KOHLER-SDMO: GUARANTEEING A RELIABLE SOURCE OF POWER IN A CONSTANTLY GROWING SECTOR

09 November 2020

Opened in September 2012, the third data centre owned by Online (Iliad/Free group) hosts tens of thousands of servers and telecommunications equipment within an infrastructure certified by the Uptime Institute as Tier III (first French data centre to be accredited).

It is the second data centre opened by Iliad in Vitry-sur- Seine, covering over 11,800m2 of floor space, which is itself divided up into 22 private data centres each of 250m2. Its predecessor, the DC2, was fully renovated in 2009. The DC3 site has been designed to meet the specific demands of cloud computing and large IT systems.

EXPRESSION OF NEED: A DATA CENTRE MEETING MULTIPLE CHALLENGES AND GROWING ENERGY DEMAND

Date centres have to meet strict and specific requirements in terms of electrical infrastructure availability, climatic engineering and physical and fire safety. The very same applies to Iliad, which focusses on the reliability of the infrastructure to ensure continuous service for its customers around the clock. The functioning of a data centre is based on 4 main pillars: security (against outside factors), interconnectivity (secure networks), air conditioning (to guarantee constant temperature) and power supply without outages (even in the event of fire). The installation of generating sets is therefore vital to ensure the power supply and guarantee that these four fundamentals can be maintained in the event of any grid failure.

Online commenced significant extension works in 2014 in order to double the capacity of the data centre. The work took nearly four months to complete. For its opening, 6 SDMO generating sets of 1540 kVA were installed.

PROJECT IMPLEMENTATION: A DOUBLING OF CAPACITY WITH NEW ELECTRICITY GENERATION DEMANDS

SDMO worked with AEEN, a long-standing partner, to provide a bespoke turnkey solution in extension to the first installation. The site was designed to be able to anticipate additional energy demand and enable the addition of 6 new gensets of 1540 kVA. Iliad therefore once again placed its trust in the expertise of SDMO.

SDMO took design requirements into account in order to be able to extend the available space and install a total of twelve generating sets.
To obtain Tier III certification, a data centre must offer continuous infrastructure availability (99.98%, or 1.6 hours downtime each year). It must therefore meet the demands of the most intensive generating set utilisation permanent production mode. This means that wearing parts must be able to be replaced without stopping the generating set. It was also vital for the centre operators to be able to perform any required maintenance operations.
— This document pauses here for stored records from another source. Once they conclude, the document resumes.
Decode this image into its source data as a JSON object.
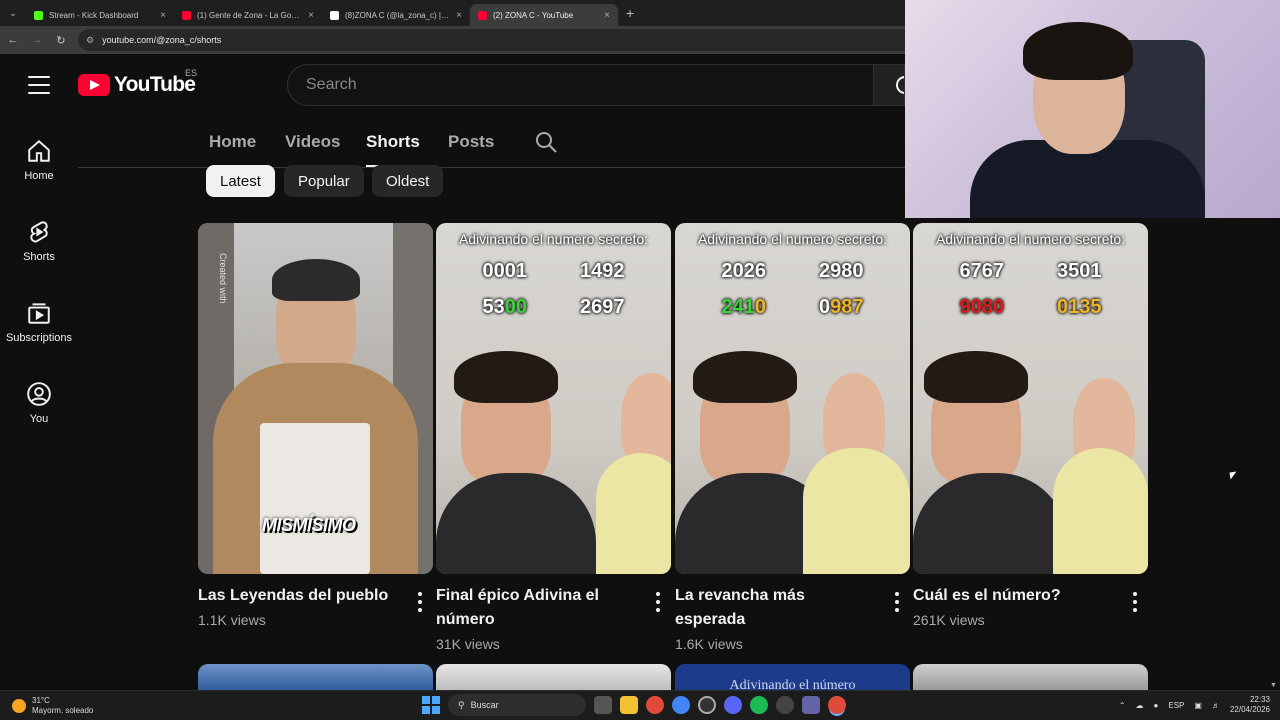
{
  "browser": {
    "tabs": [
      {
        "title": "Stream - Kick Dashboard",
        "color": "#53fc18",
        "active": false
      },
      {
        "title": "(1) Gente de Zona - La Gozadera",
        "color": "#ff0033",
        "active": false
      },
      {
        "title": "(8)ZONA C (@la_zona_c) | TikTok",
        "color": "#ffffff",
        "active": false
      },
      {
        "title": "(2) ZONA C - YouTube",
        "color": "#ff0033",
        "active": true
      }
    ],
    "close_glyph": "×",
    "new_tab_glyph": "+",
    "url": "youtube.com/@zona_c/shorts"
  },
  "masthead": {
    "logo_text": "YouTube",
    "region": "ES",
    "search_placeholder": "Search"
  },
  "guide": {
    "items": [
      {
        "label": "Home",
        "icon": "home-icon"
      },
      {
        "label": "Shorts",
        "icon": "shorts-icon"
      },
      {
        "label": "Subscriptions",
        "icon": "subscriptions-icon"
      },
      {
        "label": "You",
        "icon": "you-icon"
      }
    ]
  },
  "channel_tabs": {
    "items": [
      "Home",
      "Videos",
      "Shorts",
      "Posts"
    ],
    "selected": "Shorts"
  },
  "chips": {
    "items": [
      "Latest",
      "Popular",
      "Oldest"
    ],
    "selected": "Latest"
  },
  "shorts": [
    {
      "title": "Las Leyendas del pueblo",
      "views": "1.1K views",
      "caption": "MISMÍSIMO",
      "watermark": "Created with"
    },
    {
      "title": "Final épico Adivina el número",
      "views": "31K views",
      "banner": "Adivinando el numero secreto:",
      "row1": [
        "0001",
        "1492"
      ],
      "row2a": [
        "53",
        "00",
        ""
      ],
      "row2b": "2697"
    },
    {
      "title": "La revancha más esperada",
      "views": "1.6K views",
      "banner": "Adivinando el numero secreto:",
      "row1": [
        "2026",
        "2980"
      ],
      "row2a": [
        "241",
        "0"
      ],
      "row2b": [
        "0",
        "987"
      ]
    },
    {
      "title": "Cuál es el número?",
      "views": "261K views",
      "banner": "Adivinando el numero secreto:",
      "row1": [
        "6767",
        "3501"
      ],
      "row2a": "9080",
      "row2b": "0135"
    }
  ],
  "next_row_text": "Adivinando el número",
  "taskbar": {
    "weather_temp": "31°C",
    "weather_desc": "Mayorm. soleado",
    "search_label": "Buscar",
    "lang": "ESP",
    "time": "22:33",
    "date": "22/04/2026"
  }
}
KOLHER - SDMO SOLUTION: A REPONSE ADAPTED TO THE REQUIREMENTS AND TECHNICAL CONSTRAINTS

The twelve generating sets were installed outside the building in six containers. Four containers (yellow, blue, green and red) power the DCC's servers, while two containers (black and white) were solely designed to meet the centre's cooling requirements.
In the interests of rapid identification, all of the other functional power components comply with the same colour coding as the generating sets (fuel tanks, transformers, main low voltage board) and even the cable ducts have also been painted. This enables the operational teams to rapidly visualise the complete power chain should urgent intervention be required. Each room receives power from two separate networks. Should either network fail, the second alone can supply up to 75% of requirements.

The DC3 power plant is now fully operational. SDMO is keen to exploit its expertise for other major projects.